И поэтому я молча слушала перепалку мужчин, чувствуя, что силы покидают меня, вытекают из меня бурным потоком, целой рекой, и если мы тот час не двинемся дальше, я просто свалюсь в грязь и навряд ли сегодня уже смогу подняться.
- Перестаньте спорить, пойдёмте дальше, - устало и тоже раздражённо сказала я.
И Никита, и мой супруг в миг умолкли. Затем Никитос повернулся к нам спиной и двинулся вперёд, а я за ним.
Мысли мои вновь стали тягучими и расплывчатыми. Ноги налились свинцом, в голове шумело. Вдруг захотелось есть и желудок на эту мысль ответил острым, болезненным спазмом. Но останавливаться сейчас было нельзя. Нельзя ни в коем случае. Я механически переставляла ноги, не думая даже о том, чтобы идти только по тропинке и не наступать на камни и кочки, во множестве лежащих и торчащих по краю дорожки. Пальцы на руках у меня замёрзли, и я сжала кисти в кулаки, а про себя начала считать шаги. Доходя до ста, я обнуляла счёт и начинала вести его заново.

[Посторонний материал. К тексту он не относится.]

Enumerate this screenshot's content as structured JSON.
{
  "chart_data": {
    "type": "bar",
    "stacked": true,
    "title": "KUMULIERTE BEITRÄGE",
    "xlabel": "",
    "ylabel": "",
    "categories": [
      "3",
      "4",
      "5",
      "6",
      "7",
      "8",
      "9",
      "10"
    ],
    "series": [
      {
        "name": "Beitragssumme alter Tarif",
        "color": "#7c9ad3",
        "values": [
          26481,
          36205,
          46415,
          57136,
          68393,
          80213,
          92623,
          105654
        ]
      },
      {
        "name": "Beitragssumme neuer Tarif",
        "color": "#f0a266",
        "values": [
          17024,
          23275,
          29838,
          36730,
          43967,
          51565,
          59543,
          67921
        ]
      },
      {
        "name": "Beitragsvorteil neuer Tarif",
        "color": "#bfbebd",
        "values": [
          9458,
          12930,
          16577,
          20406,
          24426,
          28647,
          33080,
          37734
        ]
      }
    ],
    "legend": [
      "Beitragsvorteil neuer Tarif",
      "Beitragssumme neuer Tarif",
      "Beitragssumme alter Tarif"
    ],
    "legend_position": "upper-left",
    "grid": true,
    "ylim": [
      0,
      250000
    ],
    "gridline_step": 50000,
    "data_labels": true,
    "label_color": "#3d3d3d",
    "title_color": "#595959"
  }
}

В какой-то момент я почувствовала, что у меня поднялась температура. Лоб и виски горели, а затылок сковала тупая боль, качающаяся в такт каждому шагу. Мир перестал для меня существовать, я где-то и куда-то шла, шепча сухими, воспалёнными губами: сорок один, сорок два, сорок три… ладони сжимались и разжимались механически, будто бы когда-то запущенная программа стала автономной.